Linear polypseudorotaxanes possessing many metal centers constructed from inclusion complexes of alpha-, beta-, and gamma-cyclodextrins with 4,4'-dipyridine.

Three cyclodextrin-based complexes, 1-3, bearing external coordination sites for metal cations were prepared in satisfactory yields (over 50%) by reactions of alpha-, beta-, and gamma-cyclodextrins with 4,4'-dipyridine in aqueous solutions.
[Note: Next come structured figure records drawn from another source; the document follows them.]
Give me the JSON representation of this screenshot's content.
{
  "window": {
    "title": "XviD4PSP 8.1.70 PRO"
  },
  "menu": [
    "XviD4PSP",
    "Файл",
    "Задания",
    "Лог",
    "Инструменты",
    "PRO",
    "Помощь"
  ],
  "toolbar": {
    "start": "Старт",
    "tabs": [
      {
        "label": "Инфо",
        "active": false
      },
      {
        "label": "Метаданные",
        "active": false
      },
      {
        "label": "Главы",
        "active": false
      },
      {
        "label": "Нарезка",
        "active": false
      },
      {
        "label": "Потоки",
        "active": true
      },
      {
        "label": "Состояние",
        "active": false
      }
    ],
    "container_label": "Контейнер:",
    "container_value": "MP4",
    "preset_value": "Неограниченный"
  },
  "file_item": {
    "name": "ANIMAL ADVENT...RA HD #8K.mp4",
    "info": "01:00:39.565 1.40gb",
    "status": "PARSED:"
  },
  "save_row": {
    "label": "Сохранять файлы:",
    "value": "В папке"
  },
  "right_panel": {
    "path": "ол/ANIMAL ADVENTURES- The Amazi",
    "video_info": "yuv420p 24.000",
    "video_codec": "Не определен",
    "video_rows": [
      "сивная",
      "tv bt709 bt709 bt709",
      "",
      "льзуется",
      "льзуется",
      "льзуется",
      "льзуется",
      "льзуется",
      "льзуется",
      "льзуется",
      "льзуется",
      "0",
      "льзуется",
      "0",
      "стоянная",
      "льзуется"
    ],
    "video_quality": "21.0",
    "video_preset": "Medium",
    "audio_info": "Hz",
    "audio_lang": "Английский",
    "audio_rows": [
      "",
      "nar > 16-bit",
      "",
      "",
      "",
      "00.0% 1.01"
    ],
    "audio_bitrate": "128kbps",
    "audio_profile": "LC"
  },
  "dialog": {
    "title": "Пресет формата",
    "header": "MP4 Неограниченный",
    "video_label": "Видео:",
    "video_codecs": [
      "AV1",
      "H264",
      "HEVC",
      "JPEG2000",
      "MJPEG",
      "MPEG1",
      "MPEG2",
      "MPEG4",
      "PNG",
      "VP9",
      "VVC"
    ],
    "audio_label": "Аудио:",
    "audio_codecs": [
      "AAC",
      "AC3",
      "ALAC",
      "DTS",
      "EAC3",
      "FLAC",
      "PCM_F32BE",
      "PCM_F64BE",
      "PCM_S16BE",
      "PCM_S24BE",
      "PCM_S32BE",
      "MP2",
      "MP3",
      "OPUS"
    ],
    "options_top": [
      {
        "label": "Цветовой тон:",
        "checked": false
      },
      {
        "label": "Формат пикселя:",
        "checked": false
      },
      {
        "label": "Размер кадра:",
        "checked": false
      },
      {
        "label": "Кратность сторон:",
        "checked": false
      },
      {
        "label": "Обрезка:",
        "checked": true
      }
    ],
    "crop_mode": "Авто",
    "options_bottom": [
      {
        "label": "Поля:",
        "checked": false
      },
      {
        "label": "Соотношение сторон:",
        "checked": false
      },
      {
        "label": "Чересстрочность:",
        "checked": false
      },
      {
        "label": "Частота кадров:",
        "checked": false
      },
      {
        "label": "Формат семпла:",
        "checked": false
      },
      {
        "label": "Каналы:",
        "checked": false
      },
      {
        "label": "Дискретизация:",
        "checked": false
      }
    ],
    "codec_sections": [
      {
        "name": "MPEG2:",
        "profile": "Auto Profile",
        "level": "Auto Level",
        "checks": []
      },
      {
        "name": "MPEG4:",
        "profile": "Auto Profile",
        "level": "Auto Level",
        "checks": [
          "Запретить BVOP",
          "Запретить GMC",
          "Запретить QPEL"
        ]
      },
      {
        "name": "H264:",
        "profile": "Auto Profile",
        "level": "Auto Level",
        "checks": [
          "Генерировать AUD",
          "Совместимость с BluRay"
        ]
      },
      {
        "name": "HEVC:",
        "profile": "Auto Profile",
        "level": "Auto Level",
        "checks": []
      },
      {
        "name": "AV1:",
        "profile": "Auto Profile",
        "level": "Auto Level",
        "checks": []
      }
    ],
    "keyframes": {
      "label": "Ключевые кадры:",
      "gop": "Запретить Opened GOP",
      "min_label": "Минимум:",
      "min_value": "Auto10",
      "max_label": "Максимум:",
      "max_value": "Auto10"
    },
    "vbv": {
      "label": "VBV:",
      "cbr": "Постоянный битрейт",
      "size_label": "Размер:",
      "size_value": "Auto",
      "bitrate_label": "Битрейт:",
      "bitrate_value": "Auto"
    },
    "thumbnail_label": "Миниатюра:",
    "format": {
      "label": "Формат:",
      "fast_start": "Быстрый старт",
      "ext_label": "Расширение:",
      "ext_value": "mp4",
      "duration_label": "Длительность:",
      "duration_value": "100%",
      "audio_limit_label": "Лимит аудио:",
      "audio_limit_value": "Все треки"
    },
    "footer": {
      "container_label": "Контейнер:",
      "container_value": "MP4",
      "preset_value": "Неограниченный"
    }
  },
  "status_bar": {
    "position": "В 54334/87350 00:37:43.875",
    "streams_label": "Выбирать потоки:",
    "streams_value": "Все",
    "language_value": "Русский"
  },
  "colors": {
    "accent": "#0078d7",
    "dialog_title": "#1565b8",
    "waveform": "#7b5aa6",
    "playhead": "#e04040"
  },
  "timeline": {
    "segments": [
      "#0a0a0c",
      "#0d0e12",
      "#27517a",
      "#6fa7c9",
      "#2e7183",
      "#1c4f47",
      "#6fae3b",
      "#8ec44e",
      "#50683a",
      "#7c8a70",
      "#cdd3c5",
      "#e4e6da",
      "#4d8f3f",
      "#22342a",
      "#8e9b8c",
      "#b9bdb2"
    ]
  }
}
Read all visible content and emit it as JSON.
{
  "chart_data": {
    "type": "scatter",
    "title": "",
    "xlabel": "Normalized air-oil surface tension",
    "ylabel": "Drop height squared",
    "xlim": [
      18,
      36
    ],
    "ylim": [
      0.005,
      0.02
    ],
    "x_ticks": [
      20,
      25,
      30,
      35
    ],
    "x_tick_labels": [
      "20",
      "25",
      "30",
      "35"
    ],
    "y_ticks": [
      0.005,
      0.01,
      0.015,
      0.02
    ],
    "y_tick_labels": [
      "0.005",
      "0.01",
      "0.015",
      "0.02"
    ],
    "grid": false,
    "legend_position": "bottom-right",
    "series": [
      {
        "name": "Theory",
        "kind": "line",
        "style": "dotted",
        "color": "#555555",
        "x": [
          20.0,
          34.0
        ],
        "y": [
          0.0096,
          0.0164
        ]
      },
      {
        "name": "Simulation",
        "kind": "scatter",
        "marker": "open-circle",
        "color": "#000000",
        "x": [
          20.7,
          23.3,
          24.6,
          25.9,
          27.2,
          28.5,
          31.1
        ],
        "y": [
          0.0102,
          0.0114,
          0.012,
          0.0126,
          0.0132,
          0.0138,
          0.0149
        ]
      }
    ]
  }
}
Subsequently, these inclusion complexes were further assembled to form linear polypseudorotaxanes 4-6 through the coordination linkage of Ni(II) or Cu(II) ions, and their assembly behaviors were comprehensively investigated in both solutions and the solid state by means of 1H NMR, FT-IR, UV-vis spectroscopy, conductivity titration, powder X-ray diffraction patterning, thermogravimetric and differential thermal analysis, scanning electron microscopy, scanning tunneling microscopy, and transmission electron microscopy. The results showed that these polypseudorotaxanes existed as individual linear arrays at a low concentration but tended to form polymeric rodlike fibers at a relatively high concentration. Significantly, the volume of the cyclodextrin cavity used not only determined the inclusion complexation stoichiometry between cyclodextrin and 4,4'-dipyridine but also predominated the morphology of resulting polypseudorotaxanes.